The hadrons gain that energy when they travel lap by lap in opposite directions inside a circular accelerator, built into caverns 100 m underground near Geneva. The collisions will create the smallest known nuclear particles, the universe’s fundamental building blocks. Additionally, a wide range of other radiation is generated, but is well shielded from the public by the rocks of the Alps.
However, shortly after the European Organization for Nuclear Research’s (CERN) machine was switched on, it had to be switched off because a faulty electrical connection between two of the accelerator’s magnets caused helium to leak into the underground tunnel. The electromagnets guide the hadrons around the accelerator and must be superconducting, which requires chilling them with the liquid helium to about –271 °C – a temperature colder than that of outer space.

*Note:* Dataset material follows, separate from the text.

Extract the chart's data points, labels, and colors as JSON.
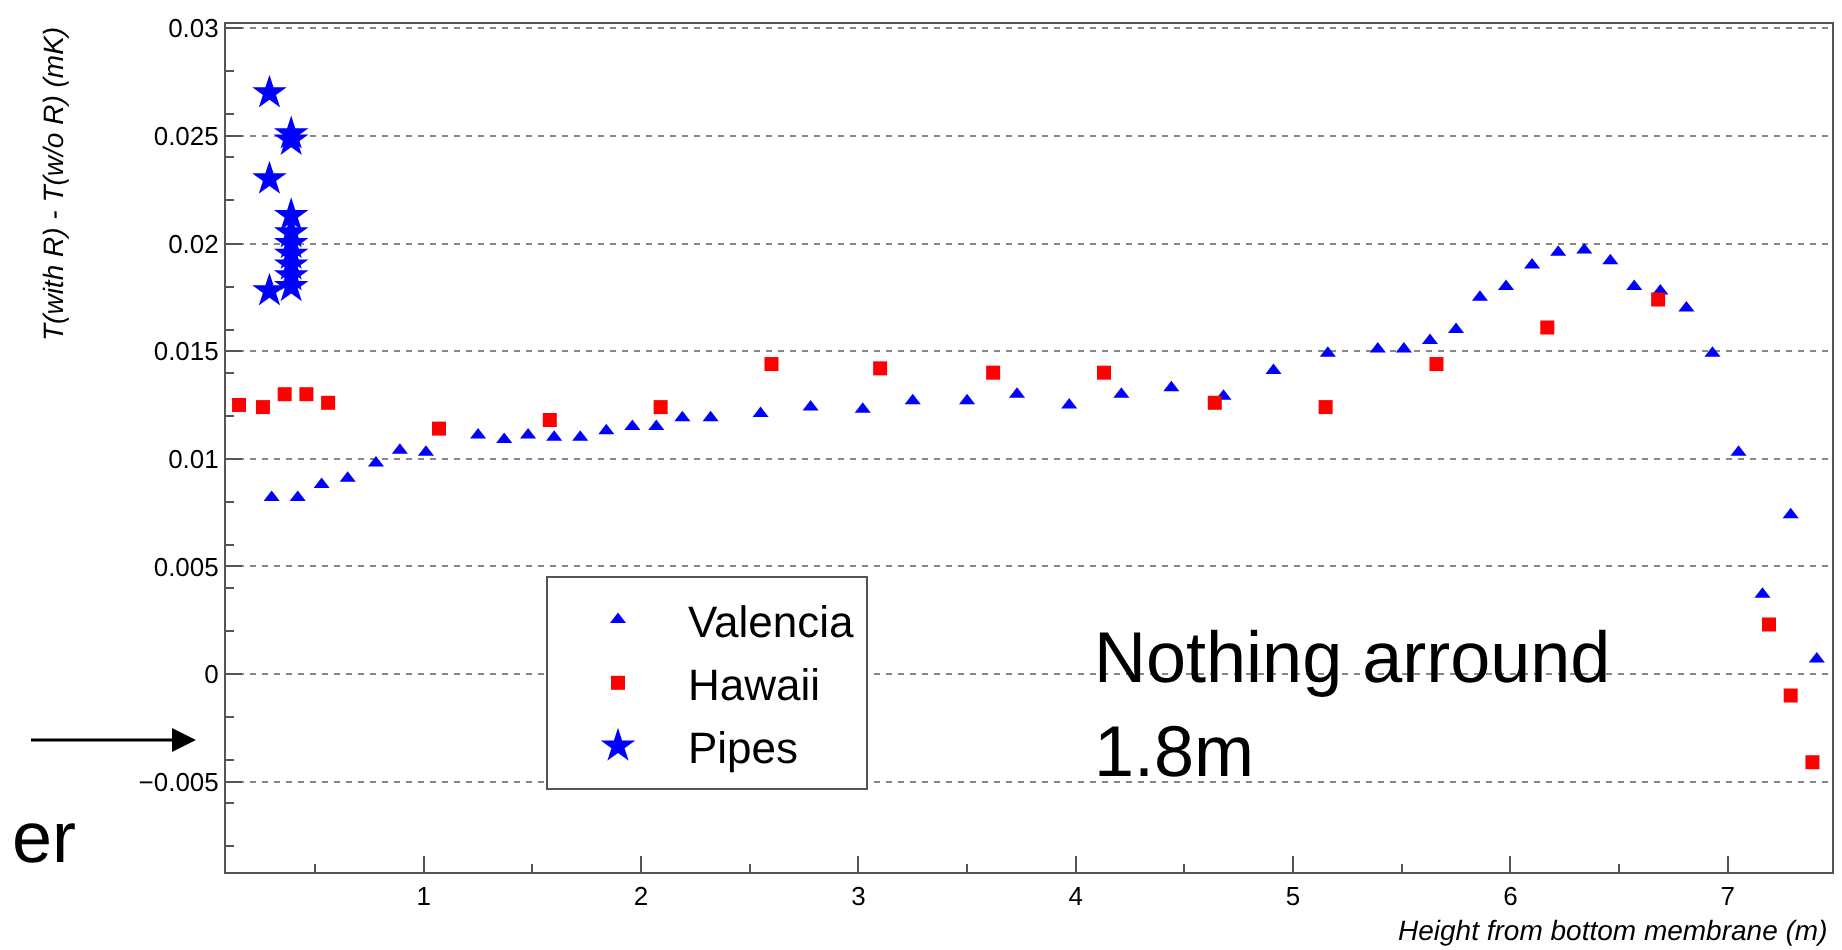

But while the LHC is being repaired (and news of it is cooling down), let’s take a step back and look at what is behind the machine and facilitating the experiments.
Tons of data
Key to understanding what is going on are about 150 million sensors delivering data 40 million times per second, out of which about 100 collisions of interest will be filtered in every second. The resulting data flow from all experiments is about 700 MB/s, or about 15 million GB per year, equal to a stack of CDs about 20 km tall (or 100,000 DVDs). The data is accessed and analysed by thousands of scientists worldwide, who are connected via a computing grid.
Another challenge is controlling the experiment – connecting all parts of the setup within the 27-km-long tunnel under the Alps with the control centre – considering the high levels of radiation being produced by the accelerator. The traditional approach of using coaxial cables is not viable because it lacks the bandwidth required; hence, light and fibres are the obvious choice.
Finding the fibre
Although using optical fibres under high radiation levels was not entirely new territory for CERN, it was an area to be readdressed. This was done by inviting suppliers to provide samples of single-mode fibre that could meet the requirements of the LHC application: Radiation-induced losses could not exceed 7 dB/km at 1310 nm after exposure, with a total ionizing dose of 100,000 gray from high-energy physics being the main requirement.
The performance of seven fibres (out of an initial selection of 12) was compared in a study conducted by Fraunhofer Institute INT of Euskirchen, Germany, and tests were run using the institute’s in-house 60Co as a gamma radiation source and also at CERN under high-energy physics radiation conditions.
“Radiation normally changes every property of the fibre,” said the institute’s Dr. Jochen Kuhnhenn, “but resistance can be built in.” This was confirmed by tests he and his team performed, which showed that there can be a huge impact, with radiation causing losses mounting at 35 dB/km, but also that there was one fibre that actually showed a saturation of theses losses versus radiation dose – at a level of less than 5 dB/km. Further details on the tests and the fibres, which also are likely to be relevant for space or nuclear applications, were published in IEEE Transactions on Nuclear Science, Vol. 55, No. 4, August 2008.
The winning fibre, submitted and manufactured by Fujikura Ltd. of Japan, was selected to supply 2500 km of the material, which now connects all of the LHC sensors. Although how this was achieved appears to be a bit of a secret, Kuhnhenn points out that the fibre doping plays a key role. It is a standard step when making the fibre, inducing the important refractive index difference between the cladding and core, which keeps the light well contained. The winning fibre used fluoride doping, whereas germanium-doped fibres performed the worst.
Because making such radiation-insensitive fibre takes a long time, you might have to take it slow sometimes when you want to offer fast communication.